Dans un déclaration, Bashir, qui a pris sa retraite de son poste de rédacteur en chef de la religion de la BBC La semaine dernière, s’est excusé d’avoir falsifié les documents, mais a insisté sur le fait qu’ils «n’avaient aucune incidence sur le choix personnel de la princesse Diana de participer à l’entretien.» Il a également fourni à l’enquête une note manuscrite de Diana indiquant qu’il ne lui avait montré «aucun document ni donné[n] moi toute information dont je n’étais pas au courant auparavant. »

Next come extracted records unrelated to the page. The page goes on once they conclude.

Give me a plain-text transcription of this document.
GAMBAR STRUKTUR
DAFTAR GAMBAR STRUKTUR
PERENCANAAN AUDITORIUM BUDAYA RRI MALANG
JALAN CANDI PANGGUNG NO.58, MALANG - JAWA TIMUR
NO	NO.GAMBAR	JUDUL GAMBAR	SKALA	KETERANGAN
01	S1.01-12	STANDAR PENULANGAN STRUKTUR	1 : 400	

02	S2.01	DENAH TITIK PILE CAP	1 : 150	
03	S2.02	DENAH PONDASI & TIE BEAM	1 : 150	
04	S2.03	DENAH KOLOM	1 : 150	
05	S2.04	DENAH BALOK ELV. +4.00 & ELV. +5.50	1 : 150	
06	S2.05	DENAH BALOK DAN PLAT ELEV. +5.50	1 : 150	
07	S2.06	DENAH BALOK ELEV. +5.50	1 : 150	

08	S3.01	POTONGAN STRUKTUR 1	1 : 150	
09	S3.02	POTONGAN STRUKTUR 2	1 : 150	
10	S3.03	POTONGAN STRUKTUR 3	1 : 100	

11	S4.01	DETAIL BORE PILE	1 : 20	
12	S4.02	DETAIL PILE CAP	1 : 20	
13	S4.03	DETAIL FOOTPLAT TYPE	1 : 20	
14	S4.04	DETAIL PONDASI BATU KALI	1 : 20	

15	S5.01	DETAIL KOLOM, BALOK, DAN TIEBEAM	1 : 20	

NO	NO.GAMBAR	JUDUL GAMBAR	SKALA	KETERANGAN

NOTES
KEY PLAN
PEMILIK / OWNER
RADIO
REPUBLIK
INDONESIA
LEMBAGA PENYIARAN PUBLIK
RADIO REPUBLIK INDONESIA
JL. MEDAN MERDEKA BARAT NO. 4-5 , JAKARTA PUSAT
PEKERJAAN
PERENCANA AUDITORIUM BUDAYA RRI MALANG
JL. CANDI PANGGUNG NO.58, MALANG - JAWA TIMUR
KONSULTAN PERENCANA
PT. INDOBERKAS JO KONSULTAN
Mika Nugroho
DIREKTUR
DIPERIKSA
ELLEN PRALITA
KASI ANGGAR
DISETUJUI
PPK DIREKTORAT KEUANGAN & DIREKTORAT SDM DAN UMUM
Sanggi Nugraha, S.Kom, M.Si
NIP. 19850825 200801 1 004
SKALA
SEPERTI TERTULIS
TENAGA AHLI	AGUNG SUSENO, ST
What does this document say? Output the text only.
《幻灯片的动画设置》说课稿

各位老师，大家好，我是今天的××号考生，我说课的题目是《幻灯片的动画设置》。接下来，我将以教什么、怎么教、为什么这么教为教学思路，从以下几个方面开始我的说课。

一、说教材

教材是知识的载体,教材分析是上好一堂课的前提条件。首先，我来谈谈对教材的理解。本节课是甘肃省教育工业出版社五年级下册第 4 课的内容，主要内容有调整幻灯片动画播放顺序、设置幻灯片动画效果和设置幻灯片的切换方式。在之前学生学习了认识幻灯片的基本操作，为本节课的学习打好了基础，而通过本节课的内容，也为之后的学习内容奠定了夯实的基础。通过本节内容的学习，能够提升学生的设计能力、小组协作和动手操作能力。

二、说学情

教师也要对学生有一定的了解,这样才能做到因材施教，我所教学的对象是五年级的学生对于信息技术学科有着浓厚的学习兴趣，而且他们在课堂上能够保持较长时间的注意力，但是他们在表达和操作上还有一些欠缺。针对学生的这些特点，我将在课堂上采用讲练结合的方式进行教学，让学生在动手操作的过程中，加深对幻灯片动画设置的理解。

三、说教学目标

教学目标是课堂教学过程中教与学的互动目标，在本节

Enquête Dyson / BBC / Via bbc.com

L’actuel président de la BBC, Richard Sharp, a déclaré que la société avait «accepté sans réserve» les conclusions du rapport, un sentiment également exprimé par son directeur général actuel, Tim Davie.

«Bien que le rapport indique que Diana, princesse de Galles, était enthousiaste à l’idée d’une interview avec la BBC, il est clair que le processus d’obtention de l’interview n’a pas été à la hauteur de ce à quoi le public est en droit de s’attendre», a déclaré Davie. «Alors que la BBC d’aujourd’hui a des processus et des procédures nettement meilleurs, ceux qui existaient à l’époque auraient dû empêcher l’interview d’être sécurisée de cette manière.»

«Bien que la BBC ne puisse pas revenir en arrière après un quart de siècle, nous pouvons présenter des excuses complètes et inconditionnelles. La BBC offre cela aujourd’hui. « 

La BBC a rapporté que la société avait envoyé des lettres d’excuses personnelles aux fils de Diana, le prince William, le duc de Cambridge et le prince Harry, le duc de Sussex, ainsi qu’à Earl Spencer.

Jeudi, Earl Spencer a déclaré qu’il pensait que sa sœur pourrait être encore en vie si elle n’avait pas accepté d’être interviewée par Bashir, affirmant que ses tactiques de reportage faisaient croire à Diana qu’elle ne pouvait pas faire confiance à son entourage.

Bashir, a-t-il dit, était « très doué pour amplifier les angoisses des gens » et donner l’impression qu’il « vous sauverait dans un monde difficile et dangereux. »

«Elle ne savait pas à qui faire confiance et à la fin, lorsqu’elle est décédée deux ans plus tard, elle était sans aucune forme de vraie protection.